The assertion pipeline runs on the host after vm.run() returns — inside a post_vm callback. The recommended path is drain_ordered_with_stats fed into SampleSeries::from_drained_typed, which preserves insertion order, per-sample stats results, and timestamps:

use ktstr::prelude::*;

fn post_vm(result: &VmResult) -> Result<()> {
    let series = SampleSeries::from_drained_typed(
        result.snapshot_bridge.drain_ordered_with_stats(),
        result.monitor.clone(),
    )
    .periodic_only();

    anyhow::ensure!(
        !series.is_empty(),
        "no periodic samples — coordinator never fired",
    );

    // ... project a field and feed a temporal pattern ...
    Ok(())
}

#[ktstr_test(num_snapshots = 3, duration_s = 10, post_vm = post_vm)]
fn my_test(ctx: &Ctx) -> Result<AssertResult> {
    execute_defs(ctx, vec![
        CgroupDef::named("workers").workers(2).work_type(WorkType::SpinWait),
    ])
}

Each drained entry carries the tag, the captured report, the typed per-sample stats result (Err(MissingStatsReason) when the stats request failed or no scheduler stats client was wired), a pause-adjusted elapsed_ms timestamp, the scheduled boundary_offset_ms, and the scenario phase stamp (step_index).

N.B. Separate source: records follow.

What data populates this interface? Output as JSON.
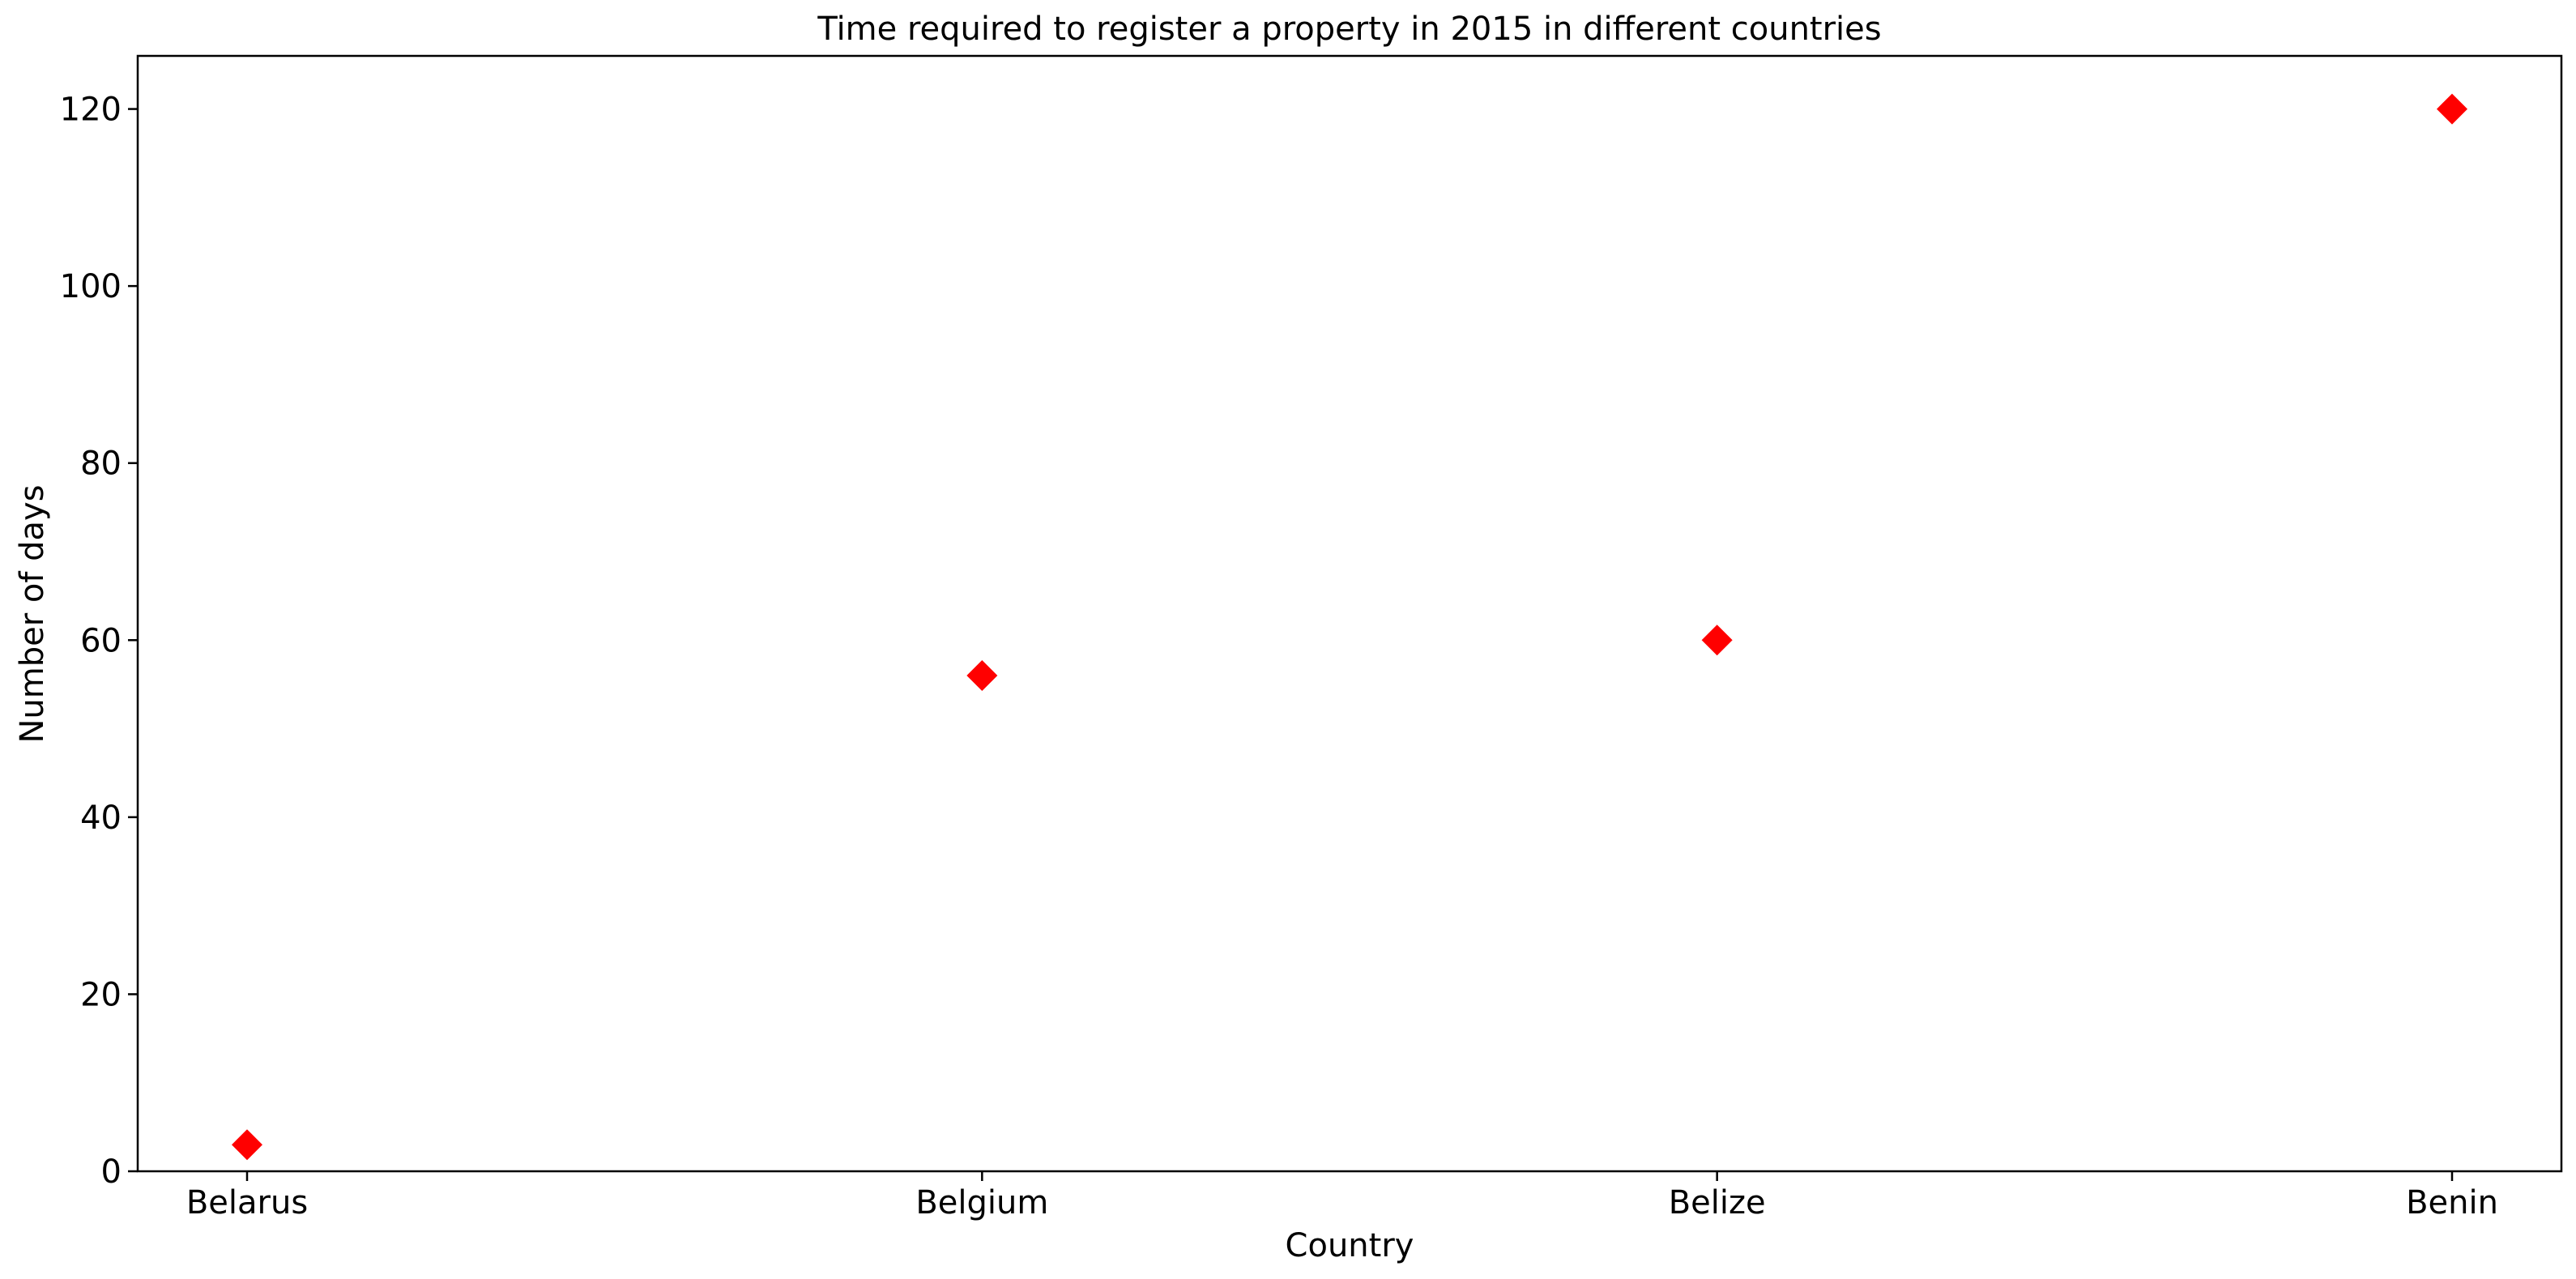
{
  "chart_data": {
    "type": "scatter",
    "title": "Time required to register a property in 2015 in different countries",
    "xlabel": "Country",
    "ylabel": "Number of days",
    "categories": [
      "Belarus",
      "Belgium",
      "Belize",
      "Benin"
    ],
    "series": [
      {
        "values": [
          3,
          56,
          60,
          120
        ],
        "color": "#ff0000",
        "marker": "diamond"
      }
    ],
    "ylim": [
      0,
      126
    ],
    "yticks": [
      0,
      20,
      40,
      60,
      80,
      100,
      120
    ],
    "grid": false
  }
}
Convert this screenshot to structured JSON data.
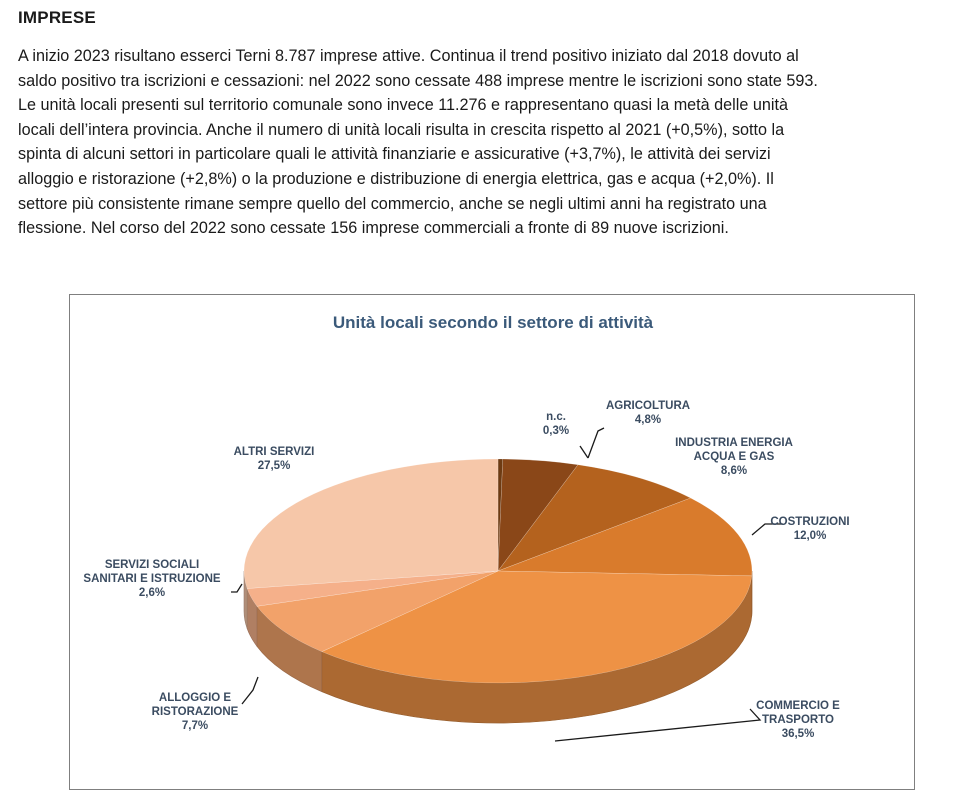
{
  "heading": "IMPRESE",
  "paragraph_lines": [
    "A inizio 2023 risultano esserci Terni 8.787 imprese attive. Continua il trend positivo iniziato dal 2018 dovuto al",
    "saldo positivo tra iscrizioni e cessazioni: nel 2022 sono cessate 488 imprese mentre le iscrizioni sono state 593.",
    "Le unità locali presenti sul territorio comunale sono invece 11.276 e rappresentano quasi la metà delle unità",
    "locali dell’intera provincia. Anche il numero di unità locali risulta in crescita rispetto al 2021 (+0,5%), sotto la",
    "spinta di alcuni settori in particolare quali le attività finanziarie e assicurative (+3,7%), le attività dei servizi",
    "alloggio e ristorazione (+2,8%) o la produzione e distribuzione di energia elettrica, gas e acqua (+2,0%). Il",
    "settore più consistente rimane sempre quello del commercio, anche se negli ultimi anni ha registrato una",
    "flessione. Nel corso del 2022 sono cessate 156 imprese commerciali a fronte di 89 nuove iscrizioni."
  ],
  "chart_data": {
    "type": "pie",
    "title": "Unità locali secondo il settore di attività",
    "slices": [
      {
        "label": [
          "n.c."
        ],
        "value_label": "0,3%",
        "value": 0.3,
        "color": "#6e3b12"
      },
      {
        "label": [
          "AGRICOLTURA"
        ],
        "value_label": "4,8%",
        "value": 4.8,
        "color": "#8a4718"
      },
      {
        "label": [
          "INDUSTRIA ENERGIA",
          "ACQUA E GAS"
        ],
        "value_label": "8,6%",
        "value": 8.6,
        "color": "#b4621e"
      },
      {
        "label": [
          "COSTRUZIONI"
        ],
        "value_label": "12,0%",
        "value": 12.0,
        "color": "#d97b2c"
      },
      {
        "label": [
          "COMMERCIO E",
          "TRASPORTO"
        ],
        "value_label": "36,5%",
        "value": 36.5,
        "color": "#ee9245"
      },
      {
        "label": [
          "ALLOGGIO E",
          "RISTORAZIONE"
        ],
        "value_label": "7,7%",
        "value": 7.7,
        "color": "#f2a26a"
      },
      {
        "label": [
          "SERVIZI SOCIALI",
          "SANITARI E ISTRUZIONE"
        ],
        "value_label": "2,6%",
        "value": 2.6,
        "color": "#f5b08a"
      },
      {
        "label": [
          "ALTRI SERVIZI"
        ],
        "value_label": "27,5%",
        "value": 27.5,
        "color": "#f6c7a9"
      }
    ]
  }
}
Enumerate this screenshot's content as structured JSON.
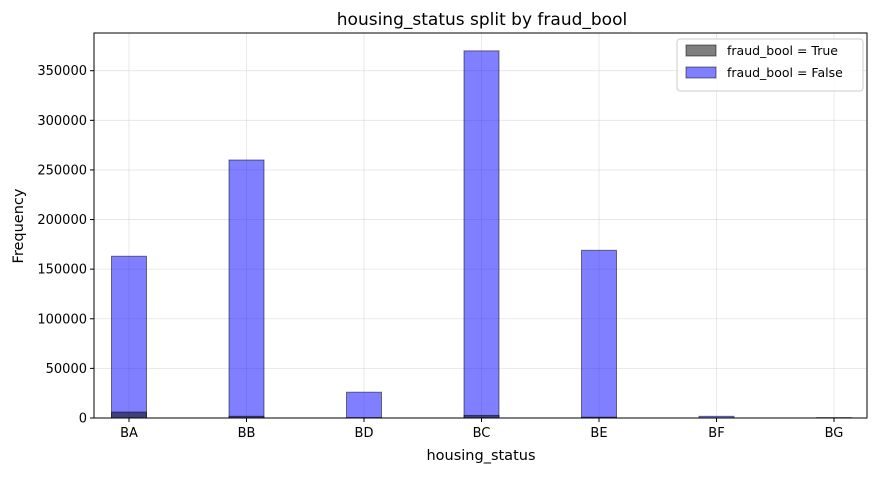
{
  "chart_data": {
    "type": "bar",
    "title": "housing_status split by fraud_bool",
    "xlabel": "housing_status",
    "ylabel": "Frequency",
    "categories": [
      "BA",
      "BB",
      "BD",
      "BC",
      "BE",
      "BF",
      "BG"
    ],
    "ylim": [
      0,
      388000
    ],
    "yticks": [
      0,
      50000,
      100000,
      150000,
      200000,
      250000,
      300000,
      350000
    ],
    "ytick_labels": [
      "0",
      "50000",
      "100000",
      "150000",
      "200000",
      "250000",
      "300000",
      "350000"
    ],
    "grid": true,
    "legend_position": "top-right",
    "series": [
      {
        "name": "fraud_bool = True",
        "color": "#000000",
        "values": [
          6000,
          1700,
          400,
          2600,
          800,
          50,
          10
        ]
      },
      {
        "name": "fraud_bool = False",
        "color": "#0000ff",
        "values": [
          163000,
          260000,
          26000,
          370000,
          169000,
          1700,
          400
        ]
      }
    ]
  }
}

The other drain variants drop metadata the temporal pipeline needs — see the SnapshotBridge rustdoc if you need them.

Temporal Assertions owns the sample anatomy and projection surface; Snapshots owns the per-sample error routing (PlaceholderSample, MissingStats).

What to assert

Two stages: compose the series (drain, periodic_only()), then project a column and pick a pattern. For monotonic counters, nondecreasing is the canonical choice; for utilization-style metrics that should hold once warmup ends, steady_within; for “stabilizes near a target by a deadline”, converges_to. The full pattern surface, projection helpers, and failure rendering live in Temporal Assertions.